The Dolphins defense showed signs of weakness to backs catching the football out of the backfield against the Indianapolis Colts, according to Pro Football Focus, as Ahmad Bradshaw and Stanley Havili combined for 45 yards after the catch on five total catches. The Falcons exploited this weakness even more effectively with Jason Snelling and Jacquizz Rodgers combining for 75 yards after the catch on six catches.
The Saints broke this weakness wide open with 13 catches by Darren Sproles, Pierre Thomas and Jed Collins out of the backfield for a combined 162 yards after the catch.
The Dolphins' issues in pass protection were well advertised heading into the game against the Saints, as the team had already allowed quarterback Ryan Tannehill to take 14 sacks during the first three games. Scoreboard pressure forced Miami to lengthen their focus in the passing game, which in turn necessitated that Tannehill hold the ball longer, allowing the Saints to exploit Miami's weakness in pass protection with four more sacks.
Finally, Miami's weakness against tight ends was also demonstrable during the first three weeks. The Saints broke this weakness wide open by having tight ends Jimmy Graham and Ben Watson combine for 104 receiving yards on five catches, including three total touchdowns.
It is not coincidental that the Dolphins' margin of dominance has been diminishing week by week after a convincing two-touchdown win against the Cleveland Browns in Week 1. By Week 2 against the Indianapolis Colts, the Dolphins were hanging onto a four-point victory by surviving quarterback Andrew Luck's attempt at a final drive. By Week 3, the Dolphins were using a special teams fumble to steal a victory against an opponent that outplayed the team by many measures. By Week 4, the Dolphins were being blown out in front of a national television audience.
The NFL is a competitive league, and the film study process, especially toward the beginning of the season, is able to be refined by opponents week after week.
The weaknesses that led to the Dolphins being embarrassed on national television were not aberrant. They had persisted for a month.
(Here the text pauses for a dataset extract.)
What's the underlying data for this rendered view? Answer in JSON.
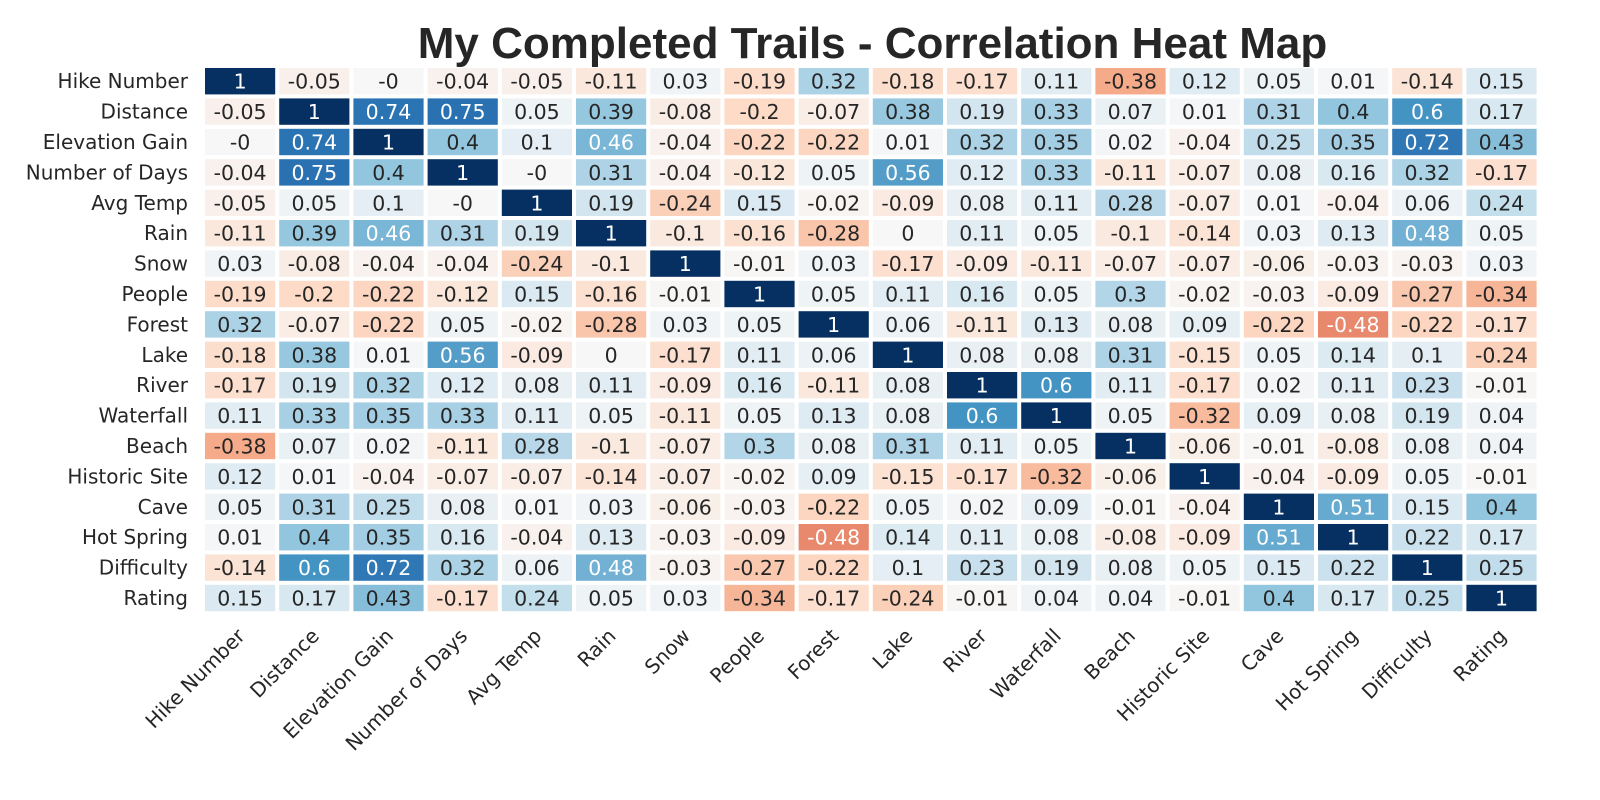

It would behoove the team to not be so quick to put the Saints loss behind them, because they will not win another game until they fix these weaknesses.
In the past, head coach Joe Philbin has espoused two statistics that matter to him as temperature checks for where his team is and where they need to be.
One of them is turnover differential. Philbin reiterated to the press recently that the Dolphins are the only team with a winning record and a negative turnover differential.
The other statistic that Joe Philbin has espoused in the past is net yards per attempt differential between offense and defense. Using statistics from Pro Football Reference we find that the Dolphins currently rank 22nd in the NFL in the the differential between the offense's net yards per pass attempt and the net yards per pass attempt allowed by the defense.
From these we can surmise that in the eyes of the team's head coach, the Dolphins are in trouble unless they can get their problems corrected in a hurry.